Lo mismo venden leyes o reformas a estas que posiciones de control o decisión, que corresponde al Legislativo definir. Ese ha sido el caso de la designación de magistrados a las cortes, entre otros. Por ejemplo, durante los períodos en que el exprocurador de los derechos humanos Sergio Morales buscó la reelección, él lo hizo intercambiando plazas como moneda. Muchas de las auxiliaturas de la institución en ese período fueron asignadas a partidarios del extinto Frente Republicano Guatemalteco (FRG) cuando este dominaba el Congreso. Una vez en declive dicho partido, Morales se congratuló con el PP, adonde habían migrado varios de sus más fuertes padrinos, como Arístides Crespo. Si se atreviera a competir de nuevo, seguramente negociaría con el oficialista Frente de Convergencia Nacional (FCN-Nación).
Estudiar ese fenómeno permite hacerse una idea de cómo el cambio de camisola en el Congreso es buscar la franquicia que garantiza beneficios mutuos. Favorece tanto a quien ofrece su voto en venta como a quien lo compra. Corrupto y corruptor (en realidad, ambos lados de la moneda son corruptos) encuentran beneficioso el sistema.
Y ese es el que ahora está en riesgo. El esquema de vida de que han disfrutado se resquebraja. El que la plana mayor del PP esté o en la cárcel o con orden de captura no es solo la ruina de ese remedo de partido. En realidad es la ruina del sistema electorero y de franquicias corruptas que ahora corresponde transformar.
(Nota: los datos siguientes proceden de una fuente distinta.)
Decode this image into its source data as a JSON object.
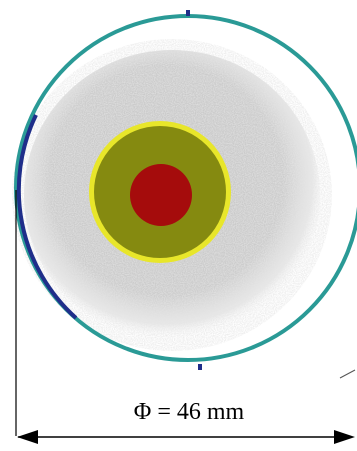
{
  "diagram": {
    "dimension_label": "Φ = 46 mm",
    "colors": {
      "outer_ring": "#2a9a96",
      "outer_ring_left_arc": "#1f2e8a",
      "halo": "#c3c3c3",
      "yellow_ring": "#e8e62a",
      "olive_zone": "#858a10",
      "red_core": "#a50c0c",
      "dimension_line": "#000000"
    }
  }
}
Ya lo dijo Helen Mack en su momento: si vamos a hablar de revolución, hablemos de una revolución ética. De una revolución que derrumbe los cimientos de este sistema que se integra no solo con los partidos y sus patrocinadores, sino con quienes usan sus servicios. Lo más grave es que se integra con todas y todos nosotros, tanto con quienes les aceptan sus shucadas como con quienes las rechazamos, pero no logramos convencer a la mayoría de rechazar de tajo esta condición.
Educar para transformar es el camino que nos queda. Un camino que no será fácil ni de corto plazo. Tenemos por delante una tarea de largo aliento, pero es la única que podemos asumir si queremos levantarnos y emerger del pantano con nuevos bríos como sociedad.
Tanto el Ministerio Público (MP) como la Comisión Internacional contra la Impunidad en Guatemala (Cicig) han cumplido su tarea. No solo ahora. La fiscalía que coordina con la Cicig no nació hace uno ni dos años. Viene de al menos dos gestiones anteriores (Velásquez Zárate y Paz y Paz) y necesita del acompañamiento social, pero también del cambio de actitud que consolide ese trabajo. No tolerar la corrupción significa que la combatimos a todos los niveles y que derrumbamos el sistema. Ese terremoto de reforma debe cortar de raíz el sistema podrido y dar paso a nuevos mecanismos de relación dentro de la misma sociedad y dentro de esta con el Estado.